Responses focussed on dramatically reducing global plastic production are urgently needed, says Associate Professor Trisia Farrelly.

Reducing plastic pollution around the globe is something that needs a unified approach in order to bring change, and Associate Professor Trisia Farrelly from the School of People, Environment and Planning is one of a handful of scientists at the forefront of this work.

Associate Professor Farrelly has been working with plastic pollution scientists around the world to develop a Scientists’ Declaration on the Governance of Plastics. The aim of this piece of work is to amplify a consensus statement from the global scientific community at the United Nations Environment Assembly (UNEA) 5.2 this month.
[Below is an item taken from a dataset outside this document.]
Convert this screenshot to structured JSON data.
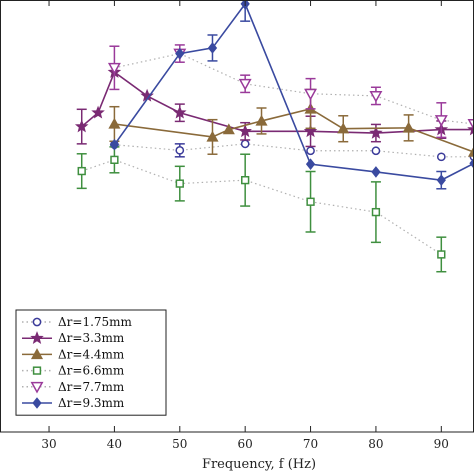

The Assembly has a focus on strengthening actions for nature to achieve the Sustainable Development Goals, one of which focuses on responsible consumption and production.

The declaration calls on governments to support the establishment of a new global treaty based on independently peer-reviewed scientific consensus and local and Traditional Knowledge Innovations and Practices (TKIP) of indigenous peoples and local communities to meet the global scale of the plastics crisis.

As a member of the United Nations Environment Programme’s (UNEP) Scientific Advisory Committee (SAC) for Marine Litter and Microplastics, Associate Professor Farrelly says the declaration includes the following clear messages from the global scientific community which reflect the content of the October 2021 SAC report From Pollution To Solution: A Global Assessment of Marine Litter and Plastic Pollution:

– There is more than enough evidence to know that pollution caused by plastics throughout their life cycles is profoundly impacting biodiversity, including ecosystem health, species and habitat loss, human health (including fertility and cancers), climate, sustainable livelihoods, cultural diversity and, therefore, human rights worldwide.

– Plastic pollution is transboundary, and its impacts are intergenerational. Approaches currently proposed for addressing plastics, which focus primarily on waste management and marine litter, do not reflect the findings of the UNEP’s SAC for Marine Litter and Microplastics. A full life-cycle approach with responses focussed on dramatically reducing global plastic production are urgently needed.

– Restricting plastic production and designing product and delivery systems that support reuse and repair infrastructure, traditional solutions and consumer reuse options, or new delivery models that avoid plastics, are the most promising routes towards plastic pollution prevention.

The declaration calls on governments to support the establishment of a new treaty to take action towards the global plastics crisis.


The declaration will be launched on 16 February, and Associate Professor Farrelly will be presenting on the topic, with particular focus on the social science of plastic pollution from her perspective as an environmental anthropologist.

Associate Professor Farrelly is one of twelve scientists involved in drafting the declaration, including two other Aotearoa New Zealand scientists, Dr Stephanie Borrelle (Birdlife International and UNEP’s SAC) and Tina Ngata (Ngāti Porou).

The scientists were also supported by environmental lawyers  from the Environmental Investigation Agency and Centre for International Environmental Law.

Associate Professor Farrelly will also be presenting at the United Nations Development Programme’s Let’s Talk Plastics webinar series on 16 March, where she will speak to the paper published in Science late last year and report on the launch of the declaration.